Some people who had been saving for years may be doing just that; others have taken advantage of recent record-low interest rates. That could be putting a floor under home prices.

Still, Kleiman thinks "we may not necessarily be at a natural bottom," because "I still think houses in Los Angeles are expensive on an absolute basis." The "natural bottom" would be the level at which homes would be affordable to people with a down payment of about 20% and fixed monthly payments that could be sustained on their incomes. The Westside is not close to that level yet, Kleiman said.

Kleiman and Kiesel may be more likely to wait because they live in markets far pricier than Baker, who paid $650,000 for his three-bedroom, 1,500-square-foot Washington house.

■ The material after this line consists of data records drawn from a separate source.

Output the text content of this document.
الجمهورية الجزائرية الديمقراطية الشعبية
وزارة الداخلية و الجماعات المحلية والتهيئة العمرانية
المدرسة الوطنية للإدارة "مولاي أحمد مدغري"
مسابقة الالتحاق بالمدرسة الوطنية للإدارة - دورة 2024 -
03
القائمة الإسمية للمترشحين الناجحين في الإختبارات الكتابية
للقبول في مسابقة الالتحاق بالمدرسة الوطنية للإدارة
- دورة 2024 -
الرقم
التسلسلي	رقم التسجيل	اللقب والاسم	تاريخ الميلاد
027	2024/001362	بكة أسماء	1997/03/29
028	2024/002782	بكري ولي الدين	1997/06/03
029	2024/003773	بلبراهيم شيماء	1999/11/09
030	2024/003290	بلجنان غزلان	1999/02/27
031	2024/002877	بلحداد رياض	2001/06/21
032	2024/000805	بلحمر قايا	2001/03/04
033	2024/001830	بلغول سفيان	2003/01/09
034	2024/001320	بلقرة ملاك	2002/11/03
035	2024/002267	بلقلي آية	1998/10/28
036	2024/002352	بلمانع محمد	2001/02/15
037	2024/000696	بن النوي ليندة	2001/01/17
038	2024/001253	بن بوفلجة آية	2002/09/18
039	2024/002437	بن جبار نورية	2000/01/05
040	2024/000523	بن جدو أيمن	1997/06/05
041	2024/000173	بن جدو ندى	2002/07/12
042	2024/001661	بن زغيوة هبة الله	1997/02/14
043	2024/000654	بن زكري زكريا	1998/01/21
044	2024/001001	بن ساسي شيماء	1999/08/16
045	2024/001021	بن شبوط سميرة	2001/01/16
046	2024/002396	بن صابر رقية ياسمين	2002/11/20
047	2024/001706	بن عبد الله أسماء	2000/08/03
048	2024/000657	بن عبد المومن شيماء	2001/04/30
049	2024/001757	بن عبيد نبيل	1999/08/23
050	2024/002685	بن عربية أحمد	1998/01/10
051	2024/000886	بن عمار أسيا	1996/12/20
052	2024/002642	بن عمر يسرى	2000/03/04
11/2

In Southern California, sales are brisk for homes priced near or below the current $265,000 median. The majority of those homes are foreclosures, so prices are often low enough to draw multiple offers from potential buyers.

Richard Toscano, who in 2004 started a popular San Diego housing-bubble blog called Piggington's Econo-Almanac, lately has been posting data showing home prices are favorable compared with incomes and rents in lower-priced parts of San Diego.

He's drawn fire from some, but others who have followed the blog for years have recently posted comments detailing home purchases. Toscano, who sold his San Diego condominium in 2002 (he said the sale was due more to a job transfer than his belief in a bubble then), is still holding off on buying for various personal reasons, he said.

But he thinks it's no longer dangerous to buy in some areas.

"We have this weird, disparate bottoming," he said. "In some areas we may be there already, but others are not nearly as close."

Kiesel thinks places such as his home turf in Newport Beach are among those headed for steeper price drops. Interest rates for jumbo mortgages are still relatively high, and lenders are routinely requiring 35% down payments on loans greater than $729,000, limiting the pool of people who can afford homes in the millions of dollars, he said.

Kiesel didn't want to talk about the price details of his own home sale and purchase, but said that when he buys again, he will require jumbo financing.

In that segment, Kiesel said, demand is low because few people have the income and savings to afford the high prices and obtain loans. Supply will grow, he said, as owners of expensive homes purchased during the bubble years find they must sell at a loss or be foreclosed on.

Although widespread foreclosures have brought prices down in lower-priced areas, more affluent homeowners have been able to avoid defaulting on mortgages thus far.

That's about to change, Kiesel says, because falling property values are putting more wealthy homeowners underwater, where the value of the home is less than the mortgage. He estimates 35% to 40% of homeowners nationwide will, by the end of next year, owe more on their homes than the properties are worth.

As prices continue to fall at the high end and those homeowners get deeper underwater, they'll have to sell at prices well below today's levels, or get foreclosed on, which will result in the homes being resold by lenders at cut rates.

Meanwhile, rents are falling. Kiesel's rent hasn't increased and others in his building have gotten rent reductions recently, Kiesel said.

The house Kiesel sold in 2006 has been back on the market for about six months, he said. Would he buy it back?

Only if the owner "would sell it to me for 50 cents on the dollar," Kiesel said.

He doesn't expect that to happen soon.